Re: Eigeninkasso auf die dreiste Art?

Beitrag von freemont »

CokeLife hat geschrieben:... Warten bis Mahnverfahren eingeleitet wird ist sicher auch kritisch, da der Grundversorger ja auch einfach machen kann was er will, d.h. in dem Fall den Strom abschalten.
Hallo,

aber reden, argumentieren können/sollten Sie schon mit dem Versorger.

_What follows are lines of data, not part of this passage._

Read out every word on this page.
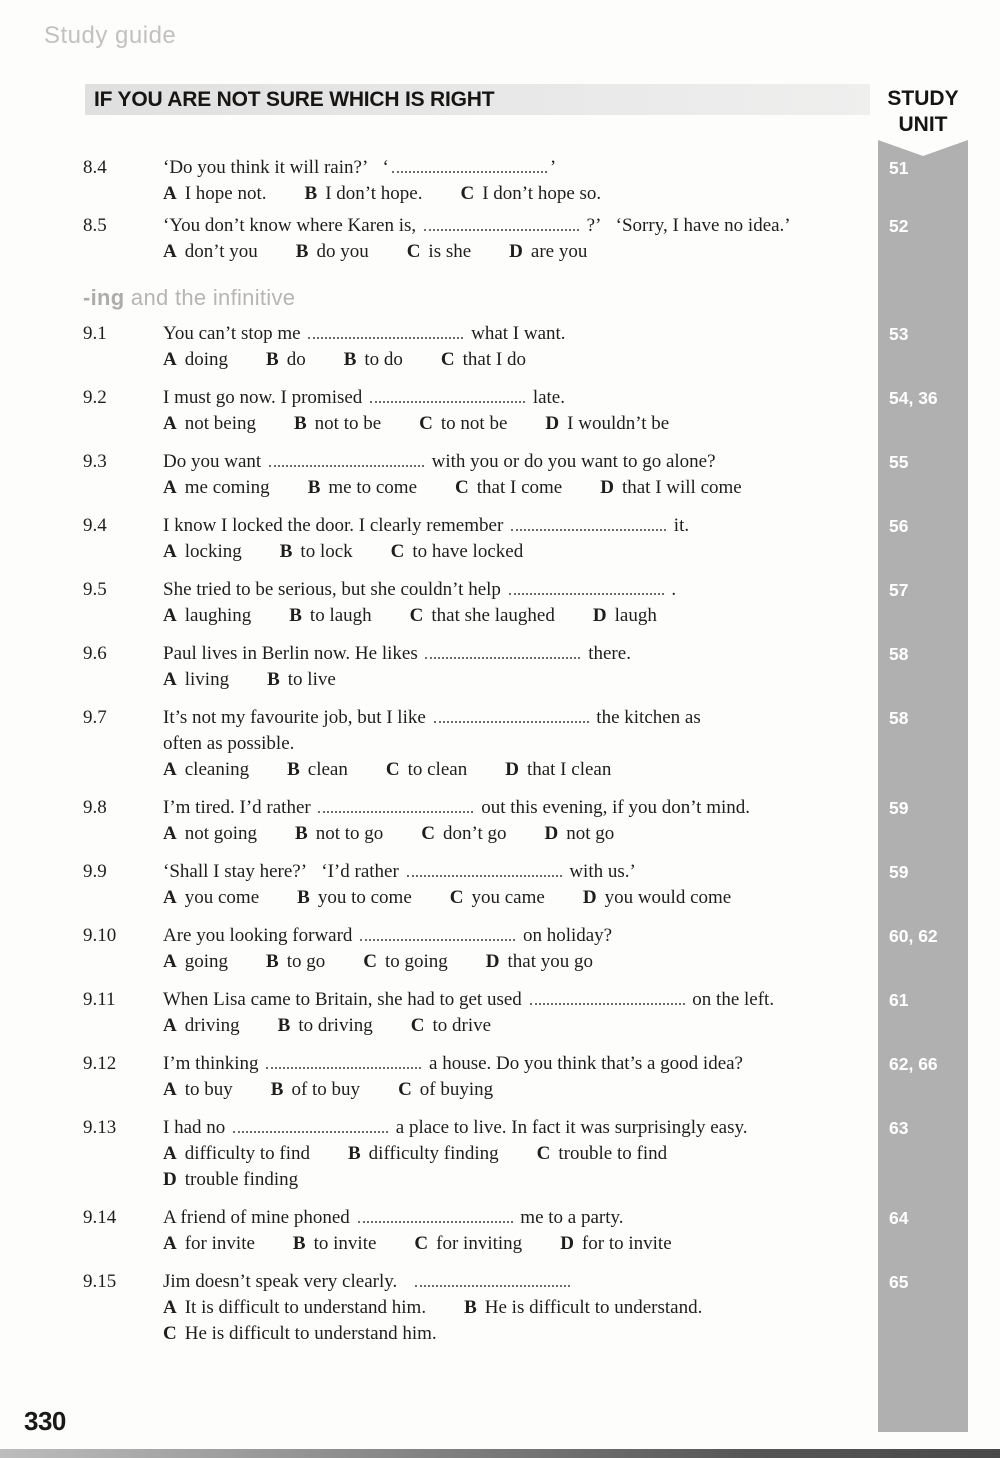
Study guide
IF YOU ARE NOT SURE WHICH IS RIGHT	STUDY
UNIT
8.4	‘Do you think it will rain?’  ‘	’
A I hope not. B I don’t hope. C I don’t hope so.
51
8.5	‘You don’t know where Karen is,	?’  ‘Sorry, I have no idea.’
A don’t you B do you C is she D are you
52
-ing and the infinitive
9.1	You can’t stop me	what I want.
A doing B do B to do C that I do
53
9.2	I must go now. I promised	late.
A not being B not to be C to not be D I wouldn’t be
54, 36
9.3	Do you want	with you or do you want to go alone?
A me coming B me to come C that I come D that I will come
55
9.4	I know I locked the door. I clearly remember	it.
A locking B to lock C to have locked
56
9.5	She tried to be serious, but she couldn’t help	.
A laughing B to laugh C that she laughed D laugh
57
9.6	Paul lives in Berlin now. He likes	there.
A living B to live
58
9.7	It’s not my favourite job, but I like	the kitchen as
often as possible.
A cleaning B clean C to clean D that I clean
58
9.8	I’m tired. I’d rather	out this evening, if you don’t mind.
A not going B not to go C don’t go D not go
59
9.9	‘Shall I stay here?’  ‘I’d rather	with us.’
A you come B you to come C you came D you would come
59
9.10	Are you looking forward	on holiday?
A going B to go C to going D that you go
60, 62
9.11	When Lisa came to Britain, she had to get used	on the left.
A driving B to driving C to drive
61
9.12	I’m thinking	a house. Do you think that’s a good idea?
A to buy B of to buy C of buying
62, 66
9.13	I had no	a place to live. In fact it was surprisingly easy.
A difficulty to find B difficulty finding C trouble to find
D trouble finding
63
9.14	A friend of mine phoned	me to a party.
A for invite B to invite C for inviting D for to invite
64
9.15	Jim doesn’t speak very clearly. 
A It is difficult to understand him. B He is difficult to understand.
C He is difficult to understand him.
65
330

Das ist ja kein Geheimnis, die Verbraucherzentralen brüsten sich damit:

http://www.vzbv.de/urteil/5-euro-mahnko ... nd-zu-hoch

CokeLife
Topicstarter
FDR-Mitglied
Beiträge: 27
Registriert: 20.04.15, 22:20

Re: Eigeninkasso auf die dreiste Art?

Beitrag von CokeLife »

freemont hat geschrieben:
CokeLife hat geschrieben:... Warten bis Mahnverfahren eingeleitet wird ist sicher auch kritisch, da der Grundversorger ja auch einfach machen kann was er will, d.h. in dem Fall den Strom abschalten.
Hallo,

aber reden, argumentieren können/sollten Sie schon mit dem Versorger.
Deswegen wird der fiktive Fall ja vorgestellt. Es mangelt nur an Argumentierungsmaterial. Allein zu sagen "das ist unverhältnismäßig" reicht ja sicher nicht. Hinweis auf §254 BGB hilft da aber schon etwas weiter.

freemont
FDR-Mitglied
FDR-Mitglied
Beiträge: 8317
Registriert: 21.08.14, 16:57

Re: Eigeninkasso auf die dreiste Art?

Beitrag von freemont »

CokeLife hat geschrieben:...
Deswegen wird der fiktive Fall ja vorgestellt. Es mangelt nur an Argumentierungsmaterial. Allein zu sagen "das ist unverhältnismäßig" reicht ja sicher nicht. Hinweis auf §254 BGB hilft da aber schon etwas weiter.
Im Allgemeinen ist es so, dass von einer (weiteren) Klage abgesehen wird, wenn die Rechtsfrage bereits entschieden ist. Manchmal ist es eben so, dass der Gläubiger das entsprechende Urteil nicht kennt.